Wakeman and Fink tested this idea, looking to see if diseased host cells could cause the proteins in the transplanted human neurons to misfold. The researchers observed that mHTT transferred from diseased host cells to the transplanted human neurons in mice with Huntington’s, confirming that pathological protein transfer might indeed mitigate the effectiveness of neuron grafting. However, both Wakeman and Fink find it a minor complication. Wakeman reasoned that even if some grafted cells are eventually affected, the transplantation could still potentially provide a patient with several years of improved brain function and quality of life before pathological proteins begin to impact parts of the transplant.  

Further Implications in Medical Research

Another issue in neurodegenerative disease research is that animal and human neurons don’t always behave the same way. In classical R6 mice, Huntington’s disease progresses far more aggressively than it does in humans. But now, with human neurons grafted into the brain, researchers can observe how the disease unfolds in real time—directly in human cells. If these grafted neurons receive mHTT and begin to degenerate gradually, they offer a more accurate and informative model of human disease progression.

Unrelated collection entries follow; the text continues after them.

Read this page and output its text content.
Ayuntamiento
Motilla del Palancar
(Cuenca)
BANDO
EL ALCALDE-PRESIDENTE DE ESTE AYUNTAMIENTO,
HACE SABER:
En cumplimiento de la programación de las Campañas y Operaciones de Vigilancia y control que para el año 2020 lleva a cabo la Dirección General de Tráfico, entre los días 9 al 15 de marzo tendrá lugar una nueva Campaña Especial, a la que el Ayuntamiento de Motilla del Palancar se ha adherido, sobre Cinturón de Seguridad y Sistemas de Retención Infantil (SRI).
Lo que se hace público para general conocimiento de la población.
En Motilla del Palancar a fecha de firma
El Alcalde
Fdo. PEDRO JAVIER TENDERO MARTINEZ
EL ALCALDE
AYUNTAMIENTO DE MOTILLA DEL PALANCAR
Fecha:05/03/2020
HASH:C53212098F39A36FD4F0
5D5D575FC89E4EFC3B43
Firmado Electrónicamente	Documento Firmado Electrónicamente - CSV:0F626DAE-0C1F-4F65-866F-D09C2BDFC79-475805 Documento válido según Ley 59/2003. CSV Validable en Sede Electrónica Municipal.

Additionally, since neurodegenerative diseases are currently irreversible, early intervention is key. “There are always windows of when these therapeutics are the most effective. If cells are going away, try to preserve as much as you can,” Fink said. Engrafted neurons offer a window into early disease changes and may eventually serve as a testing ground for therapies designed to halt degeneration in the early stages or before symptoms emerge. 

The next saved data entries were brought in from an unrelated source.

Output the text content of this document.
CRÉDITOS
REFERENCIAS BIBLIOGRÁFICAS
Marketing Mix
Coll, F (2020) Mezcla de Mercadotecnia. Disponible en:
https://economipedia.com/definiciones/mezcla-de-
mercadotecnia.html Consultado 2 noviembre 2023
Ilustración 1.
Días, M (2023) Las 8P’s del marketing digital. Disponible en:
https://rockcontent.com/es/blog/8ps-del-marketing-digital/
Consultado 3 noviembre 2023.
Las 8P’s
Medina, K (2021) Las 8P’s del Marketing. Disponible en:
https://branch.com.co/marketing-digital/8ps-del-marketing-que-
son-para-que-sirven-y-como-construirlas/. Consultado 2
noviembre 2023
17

Fink’s lab is now exploring CRISPR-based therapies to treat genetic neurological conditions. “There [are] lots of cool things happening in the cell transplantation community, combinatorial therapeutics, and genetic disorders,” he said. 

Neuronal cell replacement, as either a therapy or a disease model, can also be extended to other neurodegenerative diseases. “You can do this in Alzheimer’s models with tau, in Parkinson’s with α-synuclein—they likely share similar mechanisms. We can use these similar mechanisms to learn things about different diseases,” Wakeman said. 

While many questions remain about how pathological proteins cause disease and how to best intervene, Wakeman and Fink’s work offers a vital step toward understanding these diseases and developing therapies against them. With reproducible human neurons and better mouse models, the field is steadily moving forward with more realistic and human-relevant platforms. Perhaps one day, combinatorial therapies can rebuild what’s lost in neurodegenerative diseases—one cell at a time.